The wonderful wisdom of ants

Reading Time: 2 minutes

Philip Bunting 2020, Scholastic Australia, 32 pages, ISBN 9781743834084
Published in Dutch by Uitgeverij Condor as ‘De wereldse wijsheid van de mier’
Published in English by Scholastic Australia as “The wonderful wisdom of ants”, $17.99

A Book Review by Aniek Ivens

So incredibly proud was I when my toddler daughter intensely watched the ‘highway’ made by ants crossing our living room (from the back door to the kitchen cabinet that holds all the sweet condiments), pointed her little finger and said ‘ant!’. Admittedly, being one-and-a-half years of age, she pretty much called every insect ‘ant’, but a myrmecologist myself, I applauded this well-chosen start. In the meantime, I was looking forward to the moment I would be able to tell her how amazing it is that ants can (self)organize such a highway literally overnight. In this way, I would be able to share my fascination and love for ants with her. Now, a little over a year later, she can tell, like a pro, fly apart from wasp and lady bug from ant. The ant highway in our living room also returned this summer, and I made a first attempt at explaining to her what was happening. Turns out, that is not an easy feat.
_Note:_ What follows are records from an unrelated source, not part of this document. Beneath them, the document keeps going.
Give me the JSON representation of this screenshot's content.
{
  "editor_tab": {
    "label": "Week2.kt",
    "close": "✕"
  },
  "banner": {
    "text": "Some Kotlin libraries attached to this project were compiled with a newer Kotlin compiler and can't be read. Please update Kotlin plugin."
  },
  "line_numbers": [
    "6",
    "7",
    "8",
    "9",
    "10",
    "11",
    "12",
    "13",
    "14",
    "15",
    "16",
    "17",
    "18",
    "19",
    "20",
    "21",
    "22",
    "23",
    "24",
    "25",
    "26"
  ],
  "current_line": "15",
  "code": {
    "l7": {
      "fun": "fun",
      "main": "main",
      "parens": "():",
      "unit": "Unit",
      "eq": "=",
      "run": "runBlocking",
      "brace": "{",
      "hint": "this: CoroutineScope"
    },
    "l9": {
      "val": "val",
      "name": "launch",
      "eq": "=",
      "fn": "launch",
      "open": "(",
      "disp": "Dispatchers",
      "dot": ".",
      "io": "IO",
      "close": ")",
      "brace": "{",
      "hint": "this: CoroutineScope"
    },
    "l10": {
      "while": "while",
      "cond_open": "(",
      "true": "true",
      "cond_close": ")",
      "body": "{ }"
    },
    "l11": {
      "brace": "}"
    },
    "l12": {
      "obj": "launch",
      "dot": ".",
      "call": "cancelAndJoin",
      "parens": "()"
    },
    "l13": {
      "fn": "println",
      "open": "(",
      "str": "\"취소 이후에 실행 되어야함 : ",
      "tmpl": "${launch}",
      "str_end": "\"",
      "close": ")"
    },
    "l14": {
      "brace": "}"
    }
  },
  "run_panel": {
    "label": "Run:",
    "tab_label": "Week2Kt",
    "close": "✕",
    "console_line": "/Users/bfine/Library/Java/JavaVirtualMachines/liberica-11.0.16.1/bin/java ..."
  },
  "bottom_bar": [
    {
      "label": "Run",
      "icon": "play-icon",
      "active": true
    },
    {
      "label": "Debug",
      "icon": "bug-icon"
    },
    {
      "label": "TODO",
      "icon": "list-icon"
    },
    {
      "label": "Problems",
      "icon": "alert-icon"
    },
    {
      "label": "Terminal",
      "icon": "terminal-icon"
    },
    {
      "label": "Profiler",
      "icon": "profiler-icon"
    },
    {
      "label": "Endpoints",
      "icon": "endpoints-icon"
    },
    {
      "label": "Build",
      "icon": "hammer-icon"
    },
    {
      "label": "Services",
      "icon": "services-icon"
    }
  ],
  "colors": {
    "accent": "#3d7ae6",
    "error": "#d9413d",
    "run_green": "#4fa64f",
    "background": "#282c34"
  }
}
Luckily, Philip Bunting came to the rescue with his illustrated children’s book ‘The wonderful wisdom of ants’. With elegant simplicity, he explains the self-organizing ability of ants with the use of sprinkles. One ant comes upon a pile of sprinkles when exploring outside of the nest and enthusiastically leaves a scent trail along the route between sprinkles and nest. Quickly, many more ants follow suit, and these ants in turn cause the famous positive feedback that underlies an ant highway. Once the pile of sprinkles is depleted, they celebrate a well-deserved sprinkle party in their nest!

Also other aspects of ant biology are covered by the book, such as colony growth, division of labour, food sources, and the building of structures like bridges. All topics are explained in a way that is very accessible to children (and their parents). Of course, the set-up and the target audience of the book do not allow for discussing all intricate (natural history) details of ant biology. However, that is not likely to bother the reader. A self-appointed ant-enthusiast, British-Australian author and illustrator Bunting knows exactly how to capture the essence of every topic that is covered in this beautifully illustrated book. The jokes and puns that appear sprinkled throughout the book make sure the book never fails to captivate its audience, be it children or adults.

My toddler daughter may still be a bit too young (the book is aimed at ‘readers’ of age four and up), but she already loves the drawings. The book is this accessible, even for these young readers, because every page offers elements that are recognizable to them. My daughter recognized the ‘ant babies’ that bottle feed, she recognized donuts and, of course, the sprinkles.

In this way, the book gives us a lot of starting points to learn together. It even gives a starting point for perhaps one of the most important lessons I hope to share with my daughter: to try to leave our planet healthier than it was when we were born. Even though the transition to this message is a little bit of a far stretch in the book, it certainly offers inspiration to live up to this goal. Definitely wonderful wisdom for all ages!